Rassurée, rassérénée, elle descend entourée de toute la bande. Ce « riad » aux murs lépreux loge une vingtaine de familles. Toutes les femmes se sont regroupées dans la plus grande pièce et l’attendent avec du thé à la menthe et quelques friandises. Elles commencent par l’interroger. « Es tu Française »? Ce n’est pas le moment de leur expliquer les divers ancêtres dont elle descend. Elle a un passeport français, donc elle est Française. Elle habite Paris…

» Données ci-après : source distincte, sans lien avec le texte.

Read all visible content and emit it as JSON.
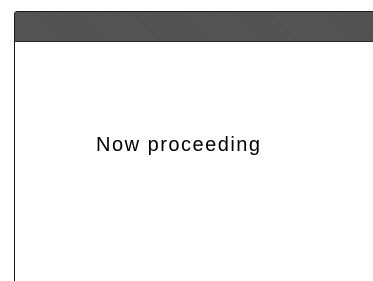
{
  "dialog": {
    "title": "",
    "message": "Now proceeding"
  },
  "colors": {
    "title_bar": "#4a4a4a",
    "background": "#ffffff",
    "text": "#000000"
  }
}
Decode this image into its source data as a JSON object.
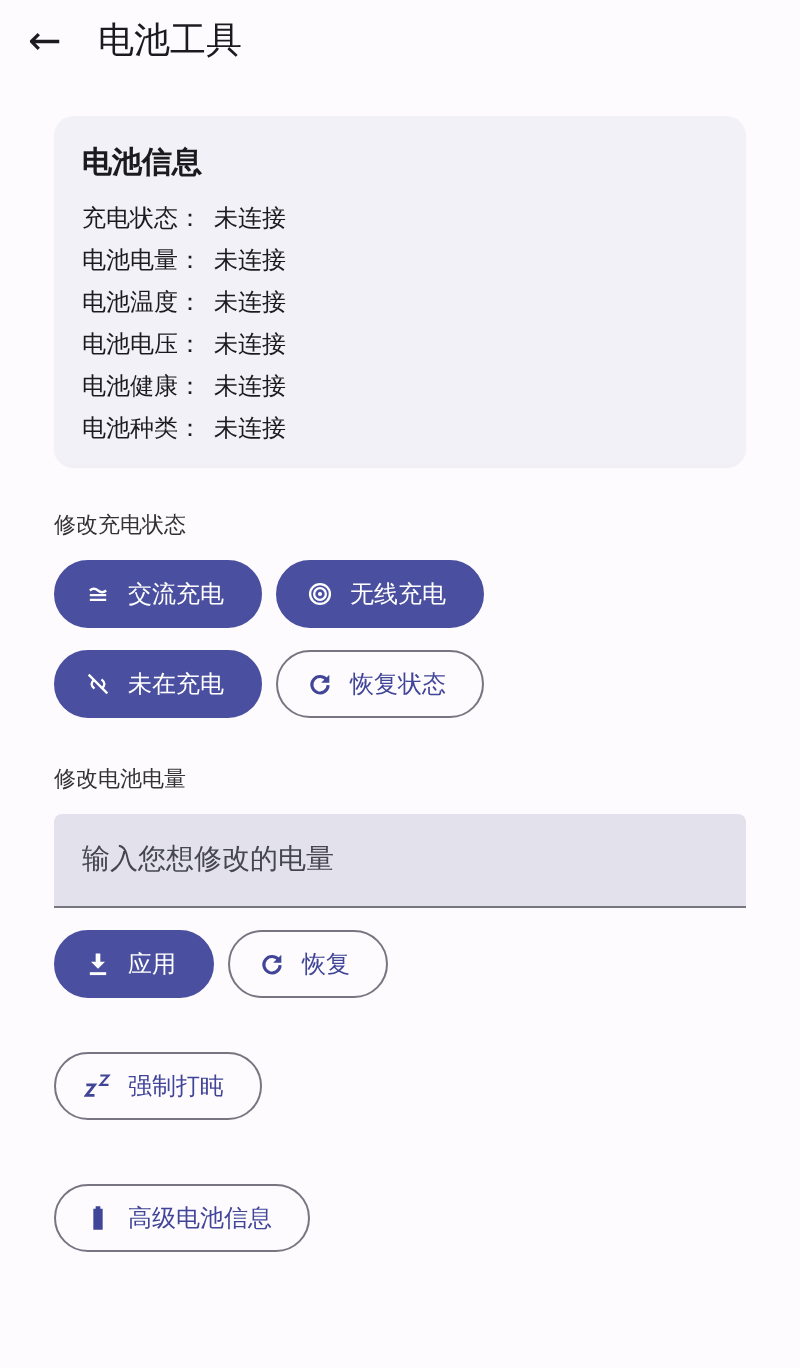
{
  "app_bar": {
    "back_icon": "←",
    "title": "电池工具"
  },
  "battery_info": {
    "title": "电池信息",
    "rows": [
      {
        "label": "充电状态：",
        "value": "未连接"
      },
      {
        "label": "电池电量：",
        "value": "未连接"
      },
      {
        "label": "电池温度：",
        "value": "未连接"
      },
      {
        "label": "电池电压：",
        "value": "未连接"
      },
      {
        "label": "电池健康：",
        "value": "未连接"
      },
      {
        "label": "电池种类：",
        "value": "未连接"
      }
    ]
  },
  "charge_section": {
    "label": "修改充电状态",
    "rows": [
      [
        {
          "label": "交流充电",
          "kind": "filled"
        },
        {
          "label": "无线充电",
          "kind": "filled"
        }
      ],
      [
        {
          "label": "未在充电",
          "kind": "filled"
        },
        {
          "label": "恢复状态",
          "kind": "outlined"
        }
      ]
    ]
  },
  "level_section": {
    "label": "修改电池电量",
    "input": {
      "placeholder": "输入您想修改的电量"
    },
    "buttons": [
      {
        "label": "应用",
        "kind": "filled"
      },
      {
        "label": "恢复",
        "kind": "outlined"
      }
    ]
  },
  "extra_buttons": [
    {
      "label": "强制打盹",
      "kind": "outlined"
    },
    {
      "label": "高级电池信息",
      "kind": "outlined"
    }
  ]
}
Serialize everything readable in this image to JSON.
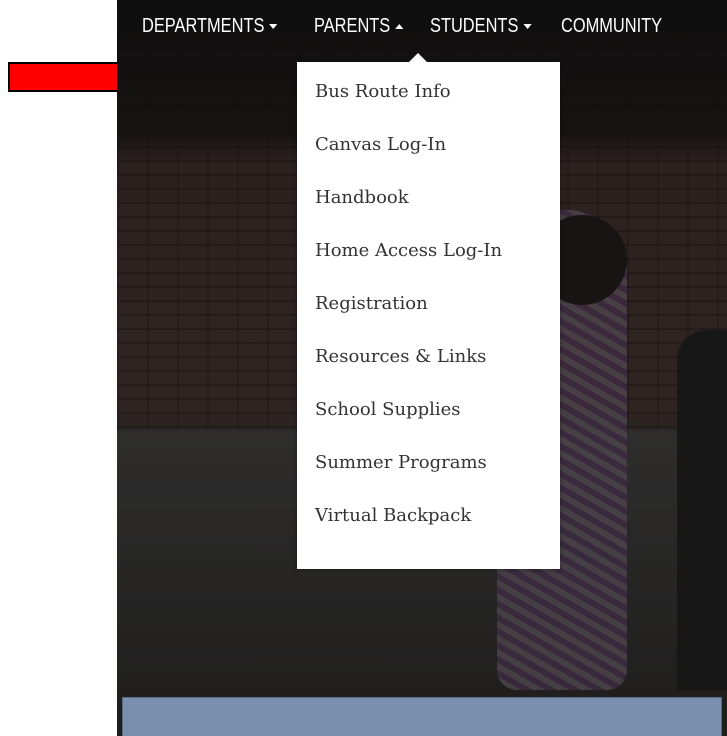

Alors elles ouvrent leur coeur. Toute l’après-midi elles racontent. Toutes se sont battues comme des hommes, elles ont lutté comme eux pour leur indépendance, pour leur liberté, certaines portent même les stigmates des tortures subies. Elles n’ont rien contre les grands propriétaires ou industriels, mais contre les petits blancs qui les méprisent et leur rendent la vie insupportable par mille tracasseries et vexations. La guerre terminée elles pensent avoir enfin retrouvé, récupéré leur dignité de femme. Le pire est alors arrivé. Les hommes, père, oncles, mari, fils âgé les remettent sous le voile, on les force à se marier et certaines ont eu plus de quinze enfants, leur vie redevient un enfer, autre. Elles disent à Micaela, « quand tu retourneras en France dis le, raconte notre humiliation, notre désespoir, nous qui nous sommes battues comme des hommes, nous qui nous sommes battues pour la liberté. » Micaela pense toujours à elles, elle voudrait, qu’en ce Noël nous pensions aussi à elles.

La seconde histoire me concerne, la voici. Jeune sous lieutenant en 1958, j’étais en poste à Oued Seguin dans le Constentinois. Je voulais créer une « harka » (groupement de Harkis) à cheval. Un des « Cadi » du voisinage m’avait offert un cheval. Je devais le débourrer, il me fallait de l’espace. Aussi inconscient et aventureux que Micaela, me voilà parti dans la plaine, seul, fouetté par le vent du galop. Je désirais éprouver le pied du cheval dans la montagne aride qui se dressait à plusieurs kilomètres de mon cantonnement. Passé la crête, je découvre un petit hameau de quelques

maisons blotties dans un creux. Je m’avance au pas et je constate qu’une débandade d’enfants fuient vers ce groupe de maisons en torchis.

Il n’était plus temps de reculer. Je vois venir vers moi au centre du hameau un vieillard qui me salue et me propose de venir boire un café. Offrir un café c’est offrir l’hospitalité et cette offre ne doit pas se refuser. L’hospitalité vous protège, je le pense toujours. Je pénètre à sa suite dans une grande pièce en terre battue où étaient déjà réunis plusieurs hommes. Je me rends compte que cette assemblée ne m’attendait nullement et que je tombais dans une réunion de « fellagas ». Ma présence, seul, les troublait. Peut être s’imaginaient-ils que mon peloton, armé, me protégeait depuis la crête. Tout en sirotant le café, nous avons parlé de la récolte, des troupeaux, du problème de l’eau, bref de la vie dans ce hameau écarté. Après une petite demi heure, je les ai remercié. J’ai salué chacun à la manière musulmane, puis je suis parti tranquillement à cheval, au pas… jusqu’à la crête.

Dans le cours d’une guerre, quelle qu’elle soit, le respect de la parole donnée, le respect de l’adversaire, l’esprit de chevalerie doit pouvoir exister. Il a existé. Et cette main tendue vers l’autre ou vers l’adversaire, doit pouvoir rester tendue. Même dans le débat politique. Bon Noël à tous et je l’espère une bonne nouvelle année 2013.